Population Policy.

Population Control Poster, Beijing, China This street
scene in Beijing shows a poster for the one-child population
control policy instituted by the Chinese government. To curb the
growth of a population already around 1.2 billion, the Chinese
government has adopted numerous measures to encourage the
majority of Chinese to have only one child. The more drastic
measures, including coerced or forcible abortion, have attracted
considerable international condemnation.
The first national census since the Communist takeover was
compiled in 1953, in an effort to assess the human resources
available for the first five-year plan. At that time, the
population of China was found to be 582,600,000. A second census,
taken in 1964, showed an increase to 694,580,000; the third, in
1982, revealed a population (excluding Hong Kong, Macau, and
Taiwan) of 1,008,180,000, making China the first nation ever to
pass the billion mark. Between 1953 and 2001, the death rate
dropped from 22.5 to about 7 per 1,000 population, while the
birth rate declined from about 45 per 1,000 to 16. Life
expectancy at birth in 2001 was 70 years for men and 74 years for
women. The net natural increase declined from about 22.5 per
1,000 in 1953 to 13 per 1,000 in 1991. Nevertheless, at that rate
China would still show an annual population growth of nearly 18
million, leading to a projected 1.3 billion Chinese by the year
2000.
The decrease in fertility recorded between the 1950s and 1990s
was largely effected by government efforts to promote late
marriages and, more recently, to induce the Chinese family to
have only one child. This programme has been coupled with the
continual expansion of public health facilities that provide
birth-control information and contraceptive devices at little or
no cost. It was officially estimated in 1984 that 70 per cent of
all married couples of childbearing age were using contraception,
and that 24 million couples had formally pledged to have no more
than one child. Abortion is legal, and social pressures, or more
drastic official action, are applied to terminate a pregnancy
with women who already have one child or more. Since 1988 a
second child has been allowed, four years after the first, to
peasant couples whose first child was a girl. The national
minorities have generally been excluded from the government.s
birth-control programme, in keeping with a policy of allowing the
non-Han peoples a maximum of cultural independence.

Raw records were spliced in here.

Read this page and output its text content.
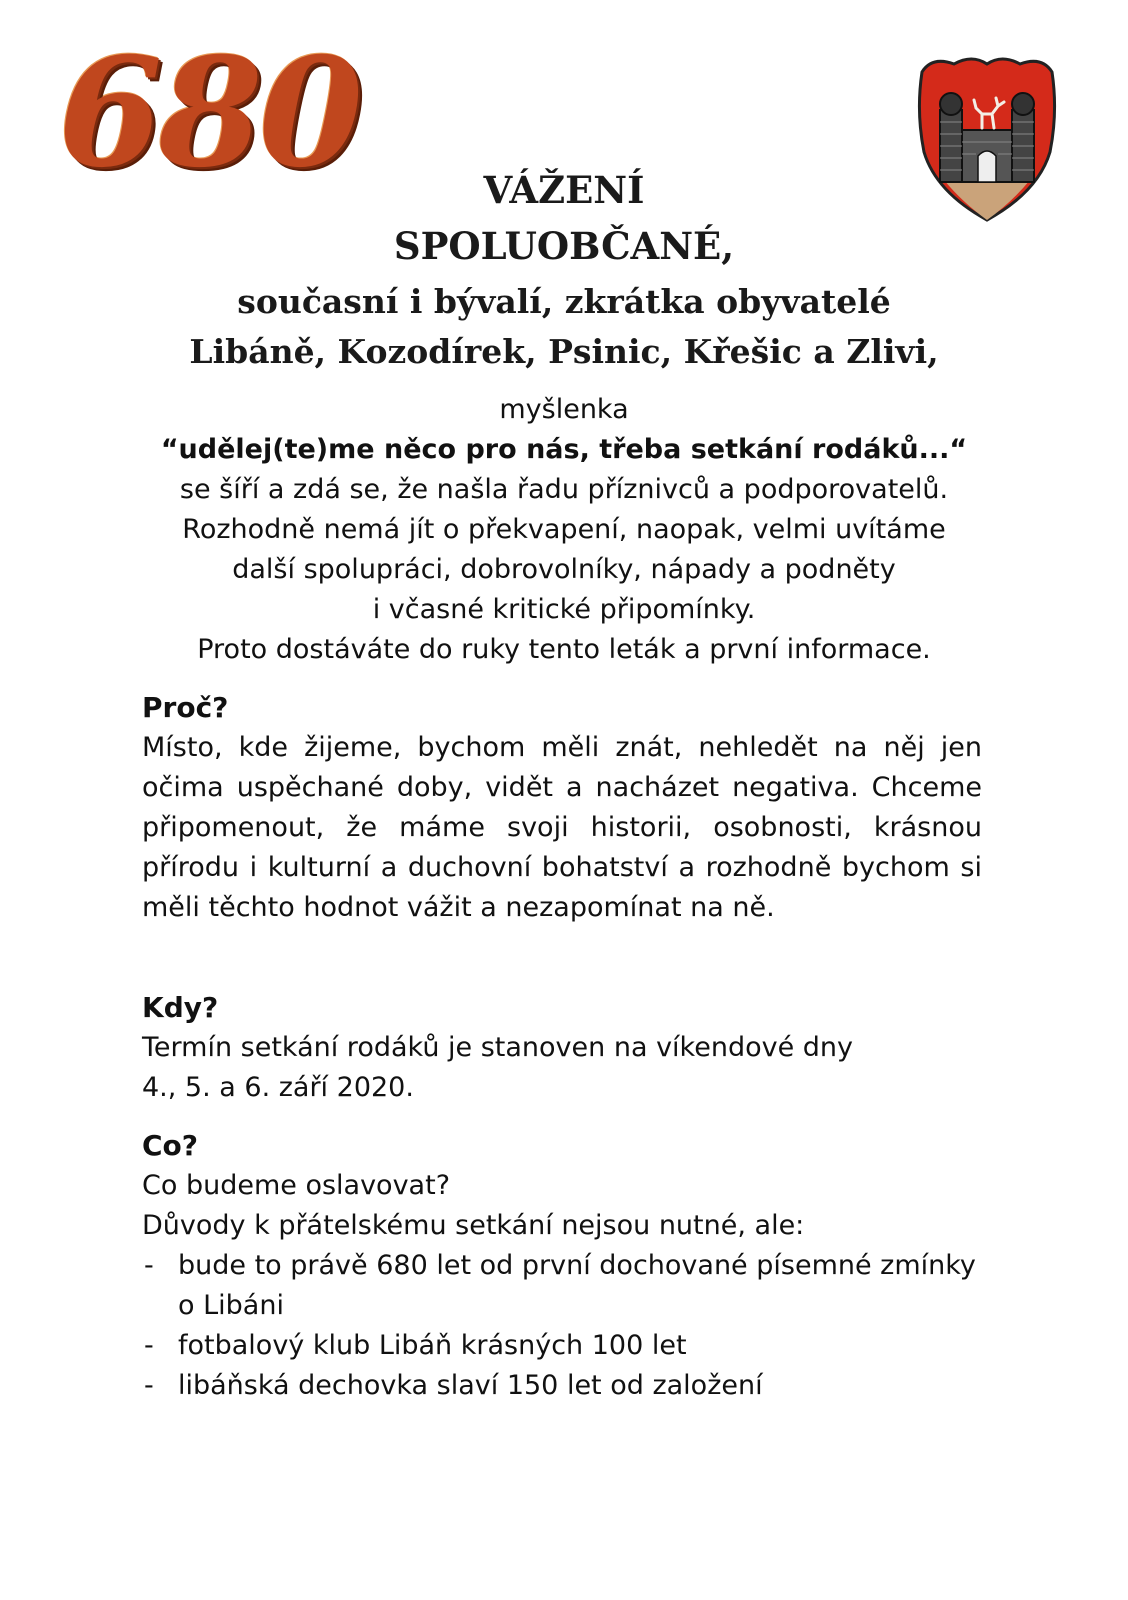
680	VÁŽENÍ
SPOLUOBČANÉ,
současní i bývalí, zkrátka obyvatelé
Libáně, Kozodírek, Psinic, Křešic a Zlivi,
myšlenka
“udělej(te)me něco pro nás, třeba setkání rodáků...“
se šíří a zdá se, že našla řadu příznivců a podporovatelů.
Rozhodně nemá jít o překvapení, naopak, velmi uvítáme
další spolupráci, dobrovolníky, nápady a podněty
i včasné kritické připomínky.
Proto dostáváte do ruky tento leták a první informace.
Proč?
Místo, kde žijeme, bychom měli znát, nehledět na něj jen očima uspěchané doby, vidět a nacházet negativa. Chceme připomenout, že máme svoji historii, osobnosti, krásnou přírodu i kulturní a duchovní bohatství a rozhodně bychom si měli těchto hodnot vážit a nezapomínat na ně.
Kdy?
Termín setkání rodáků je stanoven na víkendové dny
4., 5. a 6. září 2020.
Co?
Co budeme oslavovat?
Důvody k přátelskému setkání nejsou nutné, ale:
- bude to právě 680 let od první dochované písemné zmínky o Libáni
- fotbalový klub Libáň krásných 100 let
- libáňská dechovka slaví 150 let od založení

In 1980 the government reported that 65 per cent of the
population was under 30 years of age. Thus, a substantial
proportion of the Chinese population will be of childbearing age
for at least the next several decades. In September 1982, the
leadership of the Chinese Communist Party declared that the
nation must limit the population to 1.2 billion by the end of the
century, a goal requiring an intensification of population
control efforts, but already exceeded by 1995. The measures
adopted, including forcible abortion late in pregnancy, have led
both to widespread worldwide condemnation and to problems such as
female infanticide and kidnapping of women, as the Chinese
attempt to reconcile population control with traditional
pressures for large families and male heirs.